Post-anaesthetic monitoring protocols for nursing staff were available in 54% of European hospitals [3] compared to 56.9% of hospitals in this survey. An additional 23.5% of departments gave some written guidance postoperatively and 27.6% gave some form of verbal information. Only 12.6% of departments gave no post-anaesthetic instructions to the medical/nursing staff.

Of the departments, 55% thought that AAGBI guidelines would be useful but 8% were opposed to further guidelines that may restrict their practices.

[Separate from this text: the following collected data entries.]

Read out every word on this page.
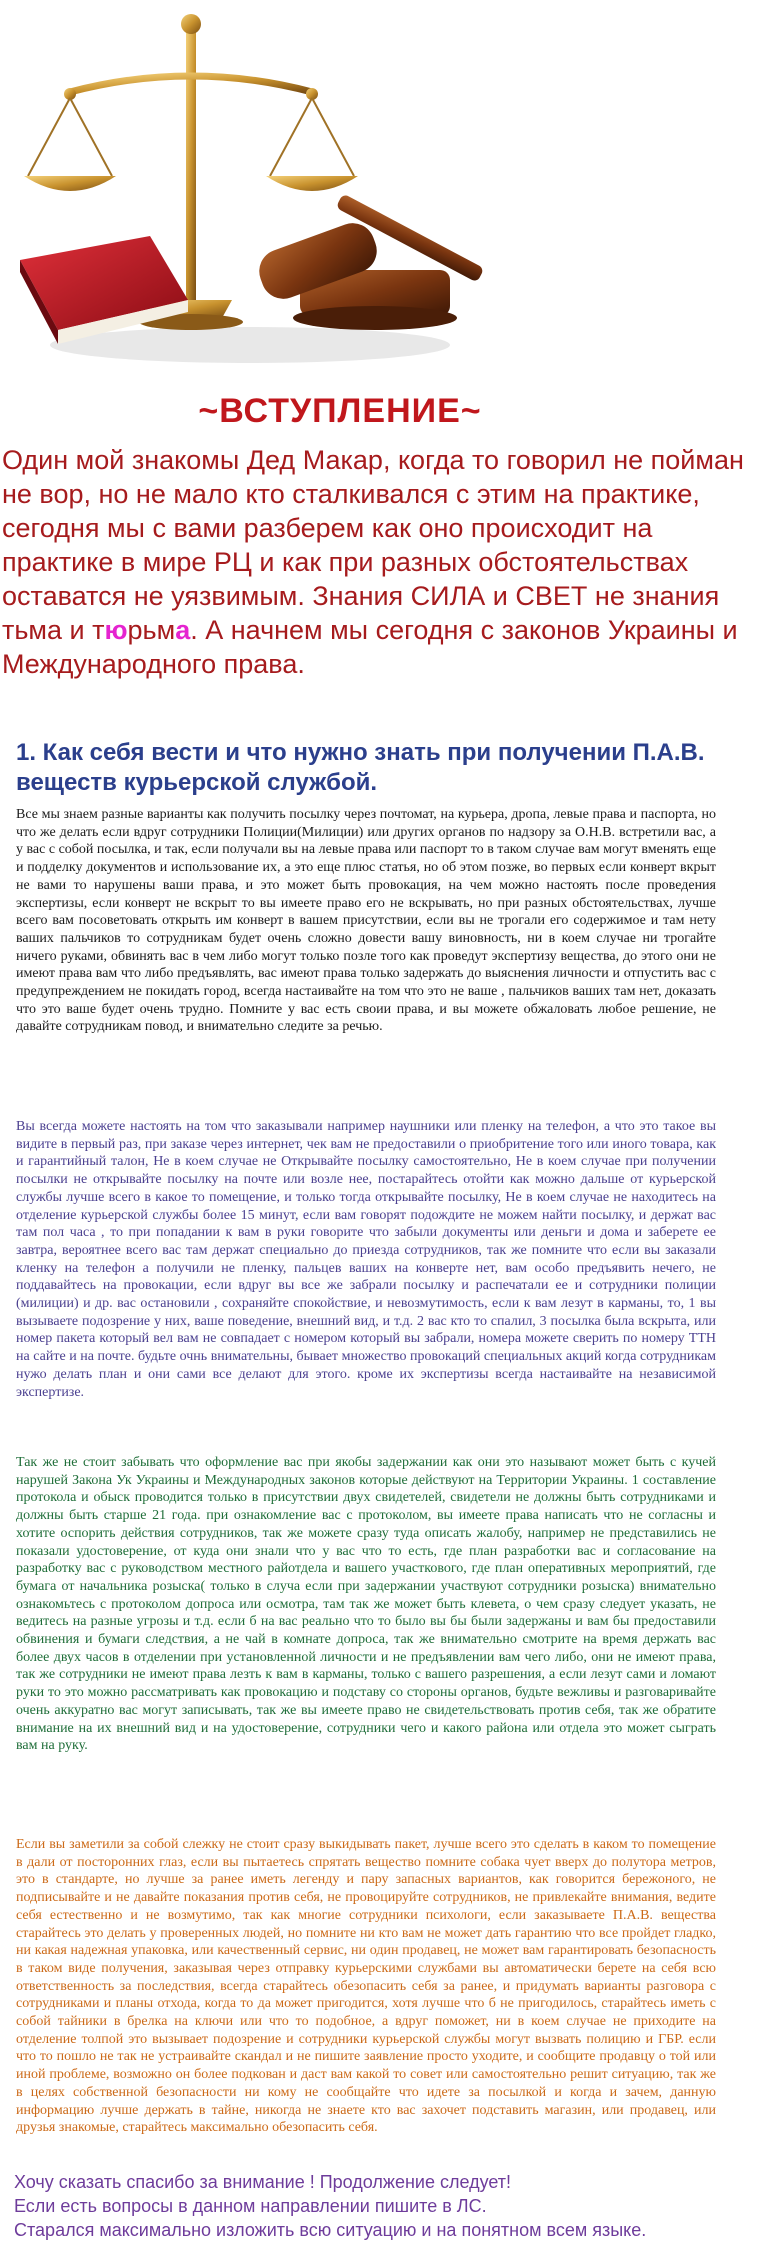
~ВСТУПЛЕНИЕ~
Один мой знакомы Дед Макар, когда то говорил не пойман не вор, но не мало кто сталкивался с этим на практике, сегодня мы с вами разберем как оно происходит на практике в мире РЦ и как при разных обстоятельствах оставатся не уязвимым. Знания СИЛА и СВЕТ не знания тьма и тюрьма. А начнем мы сегодня с законов Украины и Международного права.
1. Как себя вести и что нужно знать при получении П.А.В. веществ курьерской службой.
Все мы знаем разные варианты как получить посылку через почтомат, на курьера, дропа, левые права и паспорта, но что же делать если вдруг сотрудники Полиции(Милиции) или других органов по надзору за О.Н.В. встретили вас, а у вас с собой посылка, и так, если получали вы на левые права или паспорт то в таком случае вам могут вменять еще и подделку документов и использование их, а это еще плюс статья, но об этом позже, во первых если конверт вкрыт не вами то нарушены ваши права, и это может быть провокация, на чем можно настоять после проведения экспертизы, если конверт не вскрыт то вы имеете право его не вскрывать, но при разных обстоятельствах, лучше всего вам посоветовать открыть им конверт в вашем присутствии, если вы не трогали его содержимое и там нету ваших пальчиков то сотрудникам будет очень сложно довести вашу виновность, ни в коем случае ни трогайте ничего руками, обвинять вас в чем либо могут только позле того как проведут экспертизу вещества, до этого они не имеют права вам что либо предъявлять, вас имеют права только задержать до выяснения личности и отпустить вас с предупреждением не покидать город, всегда настаивайте на том что это не ваше , пальчиков ваших там нет, доказать что это ваше будет очень трудно. Помните у вас есть своии права, и вы можете обжаловать любое решение, не давайте сотрудникам повод, и внимательно следите за речью.
Вы всегда можете настоять на том что заказывали например наушники или пленку на телефон, а что это такое вы видите в первый раз, при заказе через интернет, чек вам не предоставили о приобритение того или иного товара, как и гарантийный талон, Не в коем случае не Открывайте посылку самостоятельно, Не в коем случае при получении посылки не открывайте посылку на почте или возле нее, постарайтесь отойти как можно дальше от курьерской службы лучше всего в какое то помещение, и только тогда открывайте посылку, Не в коем случае не находитесь на отделение курьерской службы более 15 минут, если вам говорят подождите не можем найти посылку, и держат вас там пол часа , то при попадании к вам в руки говорите что забыли документы или деньги и дома и заберете ее завтра, вероятнее всего вас там держат специально до приезда сотрудников, так же помните что если вы заказали кленку на телефон а получили не пленку, пальцев ваших на конверте нет, вам особо предъявить нечего, не поддавайтесь на провокации, если вдруг вы все же забрали посылку и распечатали ее и сотрудники полиции (милиции) и др. вас остановили , сохраняйте спокойствие, и невозмутимость, если к вам лезут в карманы, то, 1 вы вызываете подозрение у них, ваше поведение, внешний вид, и т.д. 2 вас кто то спалил, 3 посылка была вскрыта, или номер пакета который вел вам не совпадает с номером который вы забрали, номера можете сверить по номеру ТТН на сайте и на почте. будьте очнь внимательны, бывает множество провокаций специальных акций когда сотрудникам нужо делать план и они сами все делают для этого. кроме их экспертизы всегда настаивайте на независимой экспертизе.
Так же не стоит забывать что оформление вас при якобы задержании как они это называют может быть с кучей нарушей Закона Ук Украины и Международных законов которые действуют на Территории Украины. 1 составление протокола и обыск проводится только в присутствии двух свидетелей, свидетели не должны быть сотрудниками и должны быть старше 21 года. при ознакомление вас с протоколом, вы имеете права написать что не согласны и хотите оспорить действия сотрудников, так же можете сразу туда описать жалобу, например не представились не показали удостоверение, от куда они знали что у вас что то есть, где план разработки вас и согласование на разработку вас с руководством местного райотдела и вашего участкового, где план оперативных мероприятий, где бумага от начальника розыска( только в случа если при задержании участвуют сотрудники розыска) внимательно ознакомьтесь с протоколом допроса или осмотра, там так же может быть клевета, о чем сразу следует указать, не ведитесь на разные угрозы и т.д. если б на вас реально что то было вы бы были задержаны и вам бы предоставили обвинения и бумаги следствия, а не чай в комнате допроса, так же внимательно смотрите на время держать вас более двух часов в отделении при установленной личности и не предъявлении вам чего либо, они не имеют права, так же сотрудники не имеют права лезть к вам в карманы, только с вашего разрешения, а если лезут сами и ломают руки то это можно рассматривать как провокацию и подставу со стороны органов, будьте вежливы и разговаривайте очень аккуратно вас могут записывать, так же вы имеете право не свидетельствовать против себя, так же обратите внимание на их внешний вид и на удостоверение, сотрудники чего и какого района или отдела это может сыграть вам на руку.
Если вы заметили за собой слежку не стоит сразу выкидывать пакет, лучше всего это сделать в каком то помещение в дали от посторонних глаз, если вы пытаетесь спрятать вещество помните собака чует вверх до полутора метров, это в стандарте, но лучше за ранее иметь легенду и пару запасных вариантов, как говорится бережоного, не подписывайте и не давайте показания против себя, не провоцируйте сотрудников, не привлекайте внимания, ведите себя естественно и не возмутимо, так как многие сотрудники психологи, если заказываете П.А.В. вещества старайтесь это делать у проверенных людей, но помните ни кто вам не может дать гарантию что все пройдет гладко, ни какая надежная упаковка, или качественный сервис, ни один продавец, не может вам гарантировать безопасность в таком виде получения, заказывая через отправку курьерскими службами вы автоматически берете на себя всю ответственность за последствия, всегда старайтесь обезопасить себя за ранее, и придумать варианты разговора с сотрудниками и планы отхода, когда то да может пригодится, хотя лучше что б не пригодилось, старайтесь иметь с собой тайники в брелка на ключи или что то подобное, а вдруг поможет, ни в коем случае не приходите на отделение толпой это вызывает подозрение и сотрудники курьерской службы могут вызвать полицию и ГБР. если что то пошло не так не устраивайте скандал и не пишите заявление просто уходите, и сообщите продавцу о той или иной проблеме, возможно он более подкован и даст вам какой то совет или самостоятельно решит ситуацию, так же в целях собственной безопасности ни кому не сообщайте что идете за посылкой и когда и зачем, данную информацию лучше держать в тайне, никогда не знаете кто вас захочет подставить магазин, или продавец, или друзья знакомые, старайтесь максимально обезопасить себя.
Хочу сказать спасибо за внимание ! Продолжение следует!
Если есть вопросы в данном направлении пишите в ЛС.
Старался максимально изложить всю ситуацию и на понятном всем языке.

In conclusion, this survey has illustrated that intrathecal opioid administration is widespread in UK anaesthetic practice. Diamorphine (0.1-0.5 mg) and fentanyl (12.5-25 μg) are now the most commonly used opioids. Patients are sent to regular surgical wards in 54.5% of departments and the nursing staff receives either written or verbal instruction on observations in 84.6%. Normal opioids are given with care in 19.5% of departments or there is a delay in prescribing further opioids in 28.7%. The incidence of major complications associated with intrathecal opioids, that can be recalled, is minimal. This is probably a reflection of a dose reduction and the increasing popularity of lipophilic opioids (diamorphine and fentanyl). Postoperative care protocols to avoid large doses of opioid being administered by another route and any sedatives being given may also have contributed to a safety profile comparable to (if not better than) PCA and i.m. administration.

As 55% of returnees stated that AAGBI guidelines would be useful for their departments, it may now be time to draw up national guidelines for intrathecal opioid administration to further standardize their administration and improve patient safety.


Many thanks to Reza Veziri and Dr Jan Jones at the QMC Audit Department for formatting the survey and collating the information received.